Summary

Quantitative trading strategies have come to dominate the world’s major capital markets. At their core, most of these strategies entail identifying mispriced assets using computer algorithms. The strategies are used in a wide range of applications, from augmenting traditional portfolio management to exploiting arbitrage opportunities using computers colocated at the exchanges very rapidly and in high volume. While quant strategies have made a number of its leaders into multibillionaires, they have also greatly magnified markets’ inherent volatility—from Black Monday of October 19, 1987, to the Flash Crash of May 6, 2010, each was traced back to programmed or high-frequency trading.

Several good journalistic accounts of quants have been published, including The Quants by Scott Patterson (2010), The Big Short (2010) by Michael Lewis, More Money than God: Hedge Funds and the Making of the New Elite by Sebastian Mallaby (2010), and When Genius Failed: The Rise and Fall of Long-Term Capital Management (2000) by Roger Lowenstein. While these offer interesting character studies and valuable cautionary tales, none dive very deeply into how quantitative strategies work. Many readers seek such tools so that they can improve on current practice—from the inside, at hedge funds, or from the outside, as regulators or advocates.
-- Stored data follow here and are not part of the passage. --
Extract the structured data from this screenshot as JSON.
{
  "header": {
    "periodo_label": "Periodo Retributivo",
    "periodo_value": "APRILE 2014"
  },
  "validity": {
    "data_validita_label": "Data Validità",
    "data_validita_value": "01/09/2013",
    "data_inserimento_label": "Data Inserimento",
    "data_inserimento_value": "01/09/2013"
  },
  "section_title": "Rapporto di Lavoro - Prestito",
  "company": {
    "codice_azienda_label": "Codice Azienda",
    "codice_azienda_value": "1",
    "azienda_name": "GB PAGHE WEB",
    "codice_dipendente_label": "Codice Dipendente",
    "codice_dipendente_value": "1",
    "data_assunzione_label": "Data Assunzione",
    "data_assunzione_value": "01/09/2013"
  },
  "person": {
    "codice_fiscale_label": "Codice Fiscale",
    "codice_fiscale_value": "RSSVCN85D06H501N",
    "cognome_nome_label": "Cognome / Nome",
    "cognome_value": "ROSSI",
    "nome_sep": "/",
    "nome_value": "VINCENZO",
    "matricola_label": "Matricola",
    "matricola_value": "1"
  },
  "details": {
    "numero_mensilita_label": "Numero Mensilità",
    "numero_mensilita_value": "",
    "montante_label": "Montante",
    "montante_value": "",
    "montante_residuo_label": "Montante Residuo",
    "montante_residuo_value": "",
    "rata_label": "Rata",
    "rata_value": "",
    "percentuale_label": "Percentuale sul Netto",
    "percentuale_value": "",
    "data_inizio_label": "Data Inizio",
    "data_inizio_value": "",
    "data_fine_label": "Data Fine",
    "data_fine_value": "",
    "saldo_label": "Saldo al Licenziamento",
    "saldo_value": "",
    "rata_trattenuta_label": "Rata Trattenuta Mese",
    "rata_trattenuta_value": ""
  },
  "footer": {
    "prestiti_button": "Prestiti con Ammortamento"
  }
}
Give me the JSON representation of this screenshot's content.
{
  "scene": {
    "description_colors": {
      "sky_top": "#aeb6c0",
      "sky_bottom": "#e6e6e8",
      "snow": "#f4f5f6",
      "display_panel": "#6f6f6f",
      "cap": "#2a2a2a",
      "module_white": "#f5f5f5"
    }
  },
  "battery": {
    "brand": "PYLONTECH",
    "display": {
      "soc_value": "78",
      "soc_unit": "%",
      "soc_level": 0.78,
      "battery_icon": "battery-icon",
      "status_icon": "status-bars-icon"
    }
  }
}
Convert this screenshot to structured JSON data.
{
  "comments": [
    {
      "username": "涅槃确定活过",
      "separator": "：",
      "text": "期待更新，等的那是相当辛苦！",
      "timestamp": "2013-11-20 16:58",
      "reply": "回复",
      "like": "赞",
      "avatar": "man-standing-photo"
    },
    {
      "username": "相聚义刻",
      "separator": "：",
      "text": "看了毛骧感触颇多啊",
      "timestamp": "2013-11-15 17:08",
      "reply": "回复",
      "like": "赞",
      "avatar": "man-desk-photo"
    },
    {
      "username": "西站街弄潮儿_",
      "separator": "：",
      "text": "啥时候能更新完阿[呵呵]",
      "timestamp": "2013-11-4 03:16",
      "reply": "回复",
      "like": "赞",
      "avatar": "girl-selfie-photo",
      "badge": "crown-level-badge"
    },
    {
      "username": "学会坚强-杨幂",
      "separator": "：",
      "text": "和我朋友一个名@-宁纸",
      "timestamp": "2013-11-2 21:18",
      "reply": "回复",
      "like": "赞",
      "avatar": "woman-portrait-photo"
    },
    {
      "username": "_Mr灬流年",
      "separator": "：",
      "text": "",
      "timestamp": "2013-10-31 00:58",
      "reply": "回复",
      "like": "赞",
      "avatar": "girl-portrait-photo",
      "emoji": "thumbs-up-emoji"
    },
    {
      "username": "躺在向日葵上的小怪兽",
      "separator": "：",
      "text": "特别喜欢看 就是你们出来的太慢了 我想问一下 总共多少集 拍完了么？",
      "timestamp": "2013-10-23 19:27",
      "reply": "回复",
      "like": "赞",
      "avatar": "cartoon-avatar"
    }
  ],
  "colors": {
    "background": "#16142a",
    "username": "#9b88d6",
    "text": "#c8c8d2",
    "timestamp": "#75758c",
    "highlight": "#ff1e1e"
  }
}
This book will be of interest to a variety of readers, including:

Finance students who need an introduction to the IT underlying trading systems

Investing students who wish to understand how quant strategies can affect their portfolios

Individual investors considering investing in “quant” mutual funds and ETFs, which are increasing prevalent as Wall Street markets “absolute return” products

Public policy students interested in asset market regulation

Journalism students who wish to understand the markets they cover.